• sürprizbozan içerir.

    urania'nın sesiyle açılan roman yine onun sesiyle kapanır. mağdurun edebi zaferidir bu. çünkü statü olarak zirveye ulaşan, eril uygarlığı reddederek kendi egemenliğini kuran urania'nın baştaki karamsarlığı ve engellenmişliği kaybolmuş, roman kapanırken yarı iyimser ve yaşama hevesiyle dolu yeni bir kadın doğmuştur. bu da kadınlığın zaferidir. bu denli sert ve acımasız bir kaos dünyasını doludizgin anlatan romancı llosa'nın kadınlara biçtiği bu üstün statü kayda değerdir.

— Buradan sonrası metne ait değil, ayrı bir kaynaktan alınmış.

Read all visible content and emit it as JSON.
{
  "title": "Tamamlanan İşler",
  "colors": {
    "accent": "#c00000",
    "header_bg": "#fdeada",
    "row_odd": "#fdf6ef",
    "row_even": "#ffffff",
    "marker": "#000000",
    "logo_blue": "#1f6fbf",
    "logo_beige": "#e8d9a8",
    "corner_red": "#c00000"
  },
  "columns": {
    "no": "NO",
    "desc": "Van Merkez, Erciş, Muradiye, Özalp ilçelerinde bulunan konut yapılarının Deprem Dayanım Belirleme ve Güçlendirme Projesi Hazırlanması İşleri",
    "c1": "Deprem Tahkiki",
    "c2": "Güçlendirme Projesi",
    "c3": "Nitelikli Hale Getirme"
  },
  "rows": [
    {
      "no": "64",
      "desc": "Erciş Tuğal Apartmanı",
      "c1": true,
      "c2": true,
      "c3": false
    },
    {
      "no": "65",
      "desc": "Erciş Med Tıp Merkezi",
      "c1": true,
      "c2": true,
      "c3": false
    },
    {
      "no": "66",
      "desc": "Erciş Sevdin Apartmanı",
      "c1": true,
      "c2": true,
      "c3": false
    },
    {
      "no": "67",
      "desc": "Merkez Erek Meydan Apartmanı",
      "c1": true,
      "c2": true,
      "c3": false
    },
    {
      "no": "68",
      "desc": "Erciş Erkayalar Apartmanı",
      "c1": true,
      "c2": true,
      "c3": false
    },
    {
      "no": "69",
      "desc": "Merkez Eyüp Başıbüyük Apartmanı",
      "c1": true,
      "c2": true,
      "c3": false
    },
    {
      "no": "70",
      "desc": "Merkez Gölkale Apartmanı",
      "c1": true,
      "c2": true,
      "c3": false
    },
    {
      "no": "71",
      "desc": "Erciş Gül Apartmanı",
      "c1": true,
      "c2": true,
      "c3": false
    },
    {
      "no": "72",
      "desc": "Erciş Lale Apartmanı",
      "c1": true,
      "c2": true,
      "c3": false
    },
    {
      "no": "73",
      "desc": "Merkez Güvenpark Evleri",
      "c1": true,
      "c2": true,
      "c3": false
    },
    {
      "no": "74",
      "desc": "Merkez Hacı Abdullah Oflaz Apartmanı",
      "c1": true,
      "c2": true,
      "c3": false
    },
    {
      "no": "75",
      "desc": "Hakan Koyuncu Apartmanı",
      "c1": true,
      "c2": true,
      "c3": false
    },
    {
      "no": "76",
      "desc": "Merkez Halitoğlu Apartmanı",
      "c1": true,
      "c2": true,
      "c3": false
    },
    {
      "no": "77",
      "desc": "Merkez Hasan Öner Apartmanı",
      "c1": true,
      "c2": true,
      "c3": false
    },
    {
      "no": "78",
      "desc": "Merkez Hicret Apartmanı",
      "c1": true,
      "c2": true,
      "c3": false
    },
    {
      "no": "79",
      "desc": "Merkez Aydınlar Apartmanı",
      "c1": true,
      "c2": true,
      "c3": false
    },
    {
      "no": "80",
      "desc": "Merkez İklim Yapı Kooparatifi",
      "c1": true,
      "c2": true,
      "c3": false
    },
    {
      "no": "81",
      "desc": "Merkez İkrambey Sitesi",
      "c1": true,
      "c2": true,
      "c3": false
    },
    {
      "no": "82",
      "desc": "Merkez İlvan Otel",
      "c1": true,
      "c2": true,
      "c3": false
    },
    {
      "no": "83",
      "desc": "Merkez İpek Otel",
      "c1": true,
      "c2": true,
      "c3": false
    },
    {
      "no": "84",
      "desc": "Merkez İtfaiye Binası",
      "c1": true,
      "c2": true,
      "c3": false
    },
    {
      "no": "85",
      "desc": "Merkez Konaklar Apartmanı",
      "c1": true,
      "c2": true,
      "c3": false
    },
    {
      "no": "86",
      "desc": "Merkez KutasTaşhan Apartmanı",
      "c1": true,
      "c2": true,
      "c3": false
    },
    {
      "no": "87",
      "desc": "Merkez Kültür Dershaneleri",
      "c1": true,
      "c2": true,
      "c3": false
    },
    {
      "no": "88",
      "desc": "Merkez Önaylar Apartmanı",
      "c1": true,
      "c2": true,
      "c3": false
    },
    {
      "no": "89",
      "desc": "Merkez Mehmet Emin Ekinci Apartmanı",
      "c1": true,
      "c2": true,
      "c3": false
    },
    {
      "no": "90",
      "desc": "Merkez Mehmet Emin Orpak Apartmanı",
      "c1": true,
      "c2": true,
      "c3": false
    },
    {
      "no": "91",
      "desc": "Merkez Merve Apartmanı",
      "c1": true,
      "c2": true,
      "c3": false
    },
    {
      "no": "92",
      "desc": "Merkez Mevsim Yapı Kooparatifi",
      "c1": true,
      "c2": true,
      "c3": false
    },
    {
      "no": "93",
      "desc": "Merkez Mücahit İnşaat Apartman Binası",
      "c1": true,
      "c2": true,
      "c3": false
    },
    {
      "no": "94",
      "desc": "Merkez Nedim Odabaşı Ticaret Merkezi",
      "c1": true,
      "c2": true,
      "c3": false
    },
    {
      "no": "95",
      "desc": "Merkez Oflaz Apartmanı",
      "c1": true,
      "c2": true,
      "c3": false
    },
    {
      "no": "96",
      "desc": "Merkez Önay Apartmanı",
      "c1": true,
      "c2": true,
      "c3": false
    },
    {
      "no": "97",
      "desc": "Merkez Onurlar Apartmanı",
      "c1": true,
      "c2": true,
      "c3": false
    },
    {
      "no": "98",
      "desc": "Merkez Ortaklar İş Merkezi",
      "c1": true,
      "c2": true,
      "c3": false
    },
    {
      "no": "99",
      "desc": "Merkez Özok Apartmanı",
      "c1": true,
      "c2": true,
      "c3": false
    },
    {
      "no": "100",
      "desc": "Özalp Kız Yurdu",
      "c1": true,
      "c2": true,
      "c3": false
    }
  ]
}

    artık bu zaviyeye ulaştıktan sonra güç, iktidar, liderlik, egemenlik gibi birçok siyasi liderin elinde yozlaşan, laçkalaşan ve lağım gibi kokan (sahi, romanda, askeriye içinde patlak veren ve kokusu ülkeyi yöneten liderin sinsi burnuna değin ulaşan bir lağım deliği söz konusudur) unsurlar birer birer elimine edilmiş olacaktır. lağım deliğinin kapatılması suçluluk duygusunun bastırılmasıyla ilgili olduğu kadar liderin hasıraltı etme gayretleriyle de ilgilidir. ve şu söz hatırlanır: bok, boku lağımda bulur!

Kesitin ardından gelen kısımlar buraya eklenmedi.